Kommentar «Chefsache»

Ob Santa Claus, Samichlaus oder Nikolaus: Was zählt ist letztlich der Gedanke

Nicht alle freut’s: Der amerikanische Santa Claus wird auch in der Schweiz populär. Mindestens in der Werbewirtschaft. Das ist nicht nur schlecht.

«Santa Claus statt Samichlaus» titelte unsere Zeitung kürzlich und stellte fest, dass Schweizer Grossverteiler und andere Unternehmen Weihnachten amerikanisch feiern. Was, so das Fazit, nicht alle freut. Vor allem, da jeder Kanton eine eigene Samichlaustradition kennt. Diese unterscheiden sich auch noch zwischen katholischen und protestantischen Orten.

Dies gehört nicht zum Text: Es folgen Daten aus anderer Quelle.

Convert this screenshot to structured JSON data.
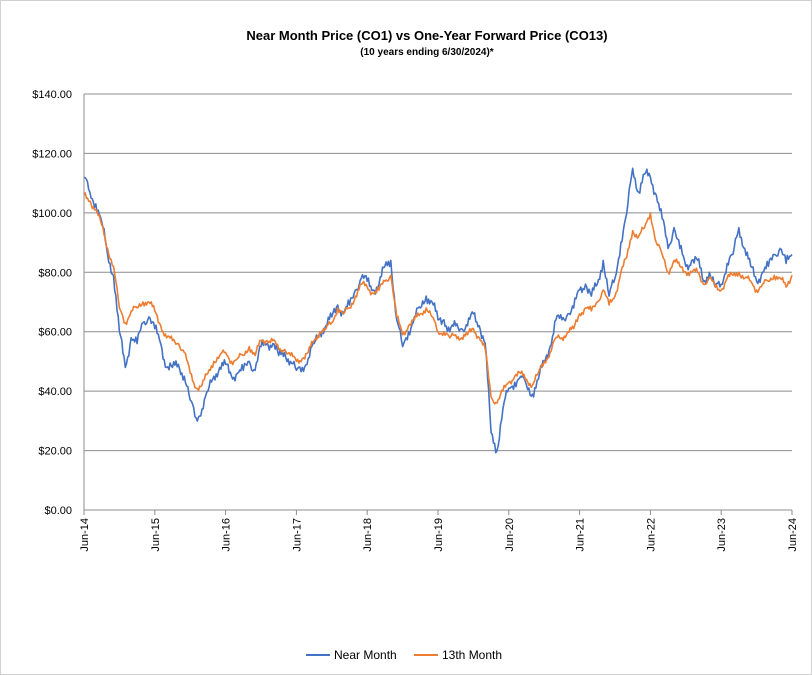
{
  "chart_data": {
    "type": "line",
    "title": "Near Month Price (CO1) vs One-Year Forward Price  (CO13)",
    "subtitle": "(10 years ending  6/30/2024)*",
    "xlabel": "",
    "ylabel": "",
    "ylim": [
      0,
      140
    ],
    "xlim": [
      "2014-06",
      "2024-06"
    ],
    "grid": true,
    "legend_position": "bottom",
    "y_ticks": [
      "$0.00",
      "$20.00",
      "$40.00",
      "$60.00",
      "$80.00",
      "$100.00",
      "$120.00",
      "$140.00"
    ],
    "x_ticks": [
      "Jun-14",
      "Jun-15",
      "Jun-16",
      "Jun-17",
      "Jun-18",
      "Jun-19",
      "Jun-20",
      "Jun-21",
      "Jun-22",
      "Jun-23",
      "Jun-24"
    ],
    "series": [
      {
        "name": "Near Month",
        "color": "#4472C4",
        "x": [
          "2014-06",
          "2014-07",
          "2014-08",
          "2014-09",
          "2014-10",
          "2014-11",
          "2014-12",
          "2015-01",
          "2015-02",
          "2015-03",
          "2015-04",
          "2015-05",
          "2015-06",
          "2015-07",
          "2015-08",
          "2015-09",
          "2015-10",
          "2015-11",
          "2015-12",
          "2016-01",
          "2016-02",
          "2016-03",
          "2016-04",
          "2016-05",
          "2016-06",
          "2016-07",
          "2016-08",
          "2016-09",
          "2016-10",
          "2016-11",
          "2016-12",
          "2017-01",
          "2017-02",
          "2017-03",
          "2017-04",
          "2017-05",
          "2017-06",
          "2017-07",
          "2017-08",
          "2017-09",
          "2017-10",
          "2017-11",
          "2017-12",
          "2018-01",
          "2018-02",
          "2018-03",
          "2018-04",
          "2018-05",
          "2018-06",
          "2018-07",
          "2018-08",
          "2018-09",
          "2018-10",
          "2018-11",
          "2018-12",
          "2019-01",
          "2019-02",
          "2019-03",
          "2019-04",
          "2019-05",
          "2019-06",
          "2019-07",
          "2019-08",
          "2019-09",
          "2019-10",
          "2019-11",
          "2019-12",
          "2020-01",
          "2020-02",
          "2020-03",
          "2020-04",
          "2020-05",
          "2020-06",
          "2020-07",
          "2020-08",
          "2020-09",
          "2020-10",
          "2020-11",
          "2020-12",
          "2021-01",
          "2021-02",
          "2021-03",
          "2021-04",
          "2021-05",
          "2021-06",
          "2021-07",
          "2021-08",
          "2021-09",
          "2021-10",
          "2021-11",
          "2021-12",
          "2022-01",
          "2022-02",
          "2022-03",
          "2022-04",
          "2022-05",
          "2022-06",
          "2022-07",
          "2022-08",
          "2022-09",
          "2022-10",
          "2022-11",
          "2022-12",
          "2023-01",
          "2023-02",
          "2023-03",
          "2023-04",
          "2023-05",
          "2023-06",
          "2023-07",
          "2023-08",
          "2023-09",
          "2023-10",
          "2023-11",
          "2023-12",
          "2024-01",
          "2024-02",
          "2024-03",
          "2024-04",
          "2024-05",
          "2024-06"
        ],
        "values": [
          112,
          107,
          103,
          97,
          86,
          79,
          60,
          48,
          58,
          56,
          63,
          65,
          61,
          56,
          48,
          48,
          49,
          45,
          37,
          31,
          34,
          40,
          45,
          48,
          49,
          45,
          46,
          47,
          50,
          47,
          55,
          56,
          56,
          52,
          53,
          50,
          47,
          48,
          51,
          56,
          60,
          62,
          65,
          69,
          66,
          69,
          74,
          78,
          77,
          74,
          76,
          82,
          84,
          64,
          55,
          60,
          65,
          68,
          72,
          70,
          64,
          64,
          60,
          62,
          61,
          62,
          66,
          62,
          56,
          26,
          20,
          34,
          41,
          43,
          45,
          42,
          39,
          44,
          50,
          55,
          64,
          64,
          66,
          68,
          74,
          76,
          72,
          76,
          84,
          72,
          78,
          90,
          100,
          115,
          107,
          113,
          112,
          106,
          98,
          88,
          95,
          88,
          82,
          84,
          84,
          77,
          80,
          75,
          76,
          83,
          86,
          95,
          88,
          82,
          77,
          80,
          82,
          86,
          88,
          83,
          86
        ]
      },
      {
        "name": "13th Month",
        "color": "#ED7D31",
        "x": [
          "2014-06",
          "2014-07",
          "2014-08",
          "2014-09",
          "2014-10",
          "2014-11",
          "2014-12",
          "2015-01",
          "2015-02",
          "2015-03",
          "2015-04",
          "2015-05",
          "2015-06",
          "2015-07",
          "2015-08",
          "2015-09",
          "2015-10",
          "2015-11",
          "2015-12",
          "2016-01",
          "2016-02",
          "2016-03",
          "2016-04",
          "2016-05",
          "2016-06",
          "2016-07",
          "2016-08",
          "2016-09",
          "2016-10",
          "2016-11",
          "2016-12",
          "2017-01",
          "2017-02",
          "2017-03",
          "2017-04",
          "2017-05",
          "2017-06",
          "2017-07",
          "2017-08",
          "2017-09",
          "2017-10",
          "2017-11",
          "2017-12",
          "2018-01",
          "2018-02",
          "2018-03",
          "2018-04",
          "2018-05",
          "2018-06",
          "2018-07",
          "2018-08",
          "2018-09",
          "2018-10",
          "2018-11",
          "2018-12",
          "2019-01",
          "2019-02",
          "2019-03",
          "2019-04",
          "2019-05",
          "2019-06",
          "2019-07",
          "2019-08",
          "2019-09",
          "2019-10",
          "2019-11",
          "2019-12",
          "2020-01",
          "2020-02",
          "2020-03",
          "2020-04",
          "2020-05",
          "2020-06",
          "2020-07",
          "2020-08",
          "2020-09",
          "2020-10",
          "2020-11",
          "2020-12",
          "2021-01",
          "2021-02",
          "2021-03",
          "2021-04",
          "2021-05",
          "2021-06",
          "2021-07",
          "2021-08",
          "2021-09",
          "2021-10",
          "2021-11",
          "2021-12",
          "2022-01",
          "2022-02",
          "2022-03",
          "2022-04",
          "2022-05",
          "2022-06",
          "2022-07",
          "2022-08",
          "2022-09",
          "2022-10",
          "2022-11",
          "2022-12",
          "2023-01",
          "2023-02",
          "2023-03",
          "2023-04",
          "2023-05",
          "2023-06",
          "2023-07",
          "2023-08",
          "2023-09",
          "2023-10",
          "2023-11",
          "2023-12",
          "2024-01",
          "2024-02",
          "2024-03",
          "2024-04",
          "2024-05",
          "2024-06"
        ],
        "values": [
          106,
          104,
          101,
          96,
          88,
          82,
          68,
          63,
          67,
          68,
          70,
          70,
          67,
          62,
          58,
          57,
          56,
          53,
          46,
          41,
          42,
          46,
          50,
          52,
          53,
          50,
          51,
          52,
          55,
          52,
          57,
          57,
          57,
          54,
          54,
          52,
          50,
          51,
          53,
          57,
          60,
          61,
          63,
          68,
          66,
          68,
          72,
          76,
          75,
          73,
          74,
          77,
          79,
          65,
          59,
          62,
          64,
          66,
          68,
          65,
          60,
          60,
          58,
          59,
          58,
          59,
          61,
          58,
          54,
          38,
          36,
          40,
          43,
          45,
          46,
          44,
          42,
          46,
          50,
          53,
          58,
          58,
          60,
          61,
          66,
          68,
          67,
          70,
          74,
          69,
          72,
          80,
          85,
          94,
          92,
          95,
          100,
          90,
          86,
          80,
          84,
          82,
          80,
          80,
          80,
          76,
          78,
          75,
          74,
          78,
          79,
          80,
          78,
          77,
          74,
          76,
          77,
          79,
          78,
          75,
          79
        ]
      }
    ]
  }
}
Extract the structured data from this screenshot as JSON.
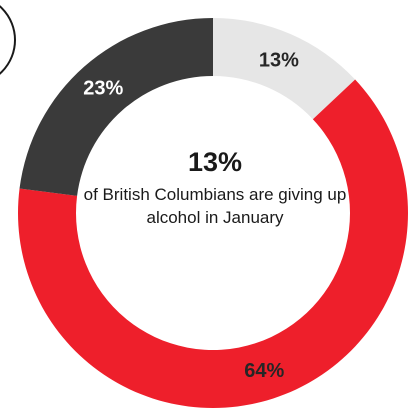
{
  "chart_data": {
    "type": "pie",
    "variant": "donut",
    "slices": [
      {
        "label": "13%",
        "value": 13,
        "color": "#e6e6e6",
        "label_color": "#262626"
      },
      {
        "label": "64%",
        "value": 64,
        "color": "#ee1f2b",
        "label_color": "#262626"
      },
      {
        "label": "23%",
        "value": 23,
        "color": "#3a3a3a",
        "label_color": "#ffffff"
      }
    ],
    "center": {
      "value": "13%",
      "caption": "of British Columbians are giving up alcohol in January"
    }
  }
}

Mit Santa Claus, dem «big fat man, with the long white beard», dem fetten Mann mit dem langen, weissen Bart, wie Michael Bublé die Figur besingt, verhält es sich wohl ähnlich wie mit Halloween.

Bräuche aus anderen Ländern werden mit zunehmender Mobilität auch in der Schweiz nach und nach zu mehr oder minder festen Bestandteilen unserer Kultur. Was ja grundsätzlich für die Offenheit der Schweizerinnen und Schweizer spricht.

Und ehrlich. Als Werbefigur eignet sich auch bei uns der fette Mann mit dem weissen Bart und seinem von fliegenden Rentieren gezogenen Schlitten voller Geschenke besser, als der traditionelle Samichlaus, der zwar auch belohnt, vor dem man aber – als Kind mindestens – manchmal zittert. Zumindest als Werbefigur dürfte Santa Claus in den Kantonen mit ihren eigenen Bräuchen kaum anecken.

Im Grunde ist es ja einerlei, ob einem Santa Claus mit seinen Elfen oder der Samichlaus und seine Schmutzli, der Nikolaus mit seinem Krampus oder nichts davon als Tradition gebräuchlich ist. Oder ob einem dieser oder jene Claus oder Chlaus passt.

Man kann Santa Claus, Samichlaus und Co also noch so sehr mögen oder nicht. Es ist doch vielmehr der Gedanke, den diese Figuren verkörpern, der zählt. Zusammenhalt, Wärme, Familie und mehr. Oder nicht?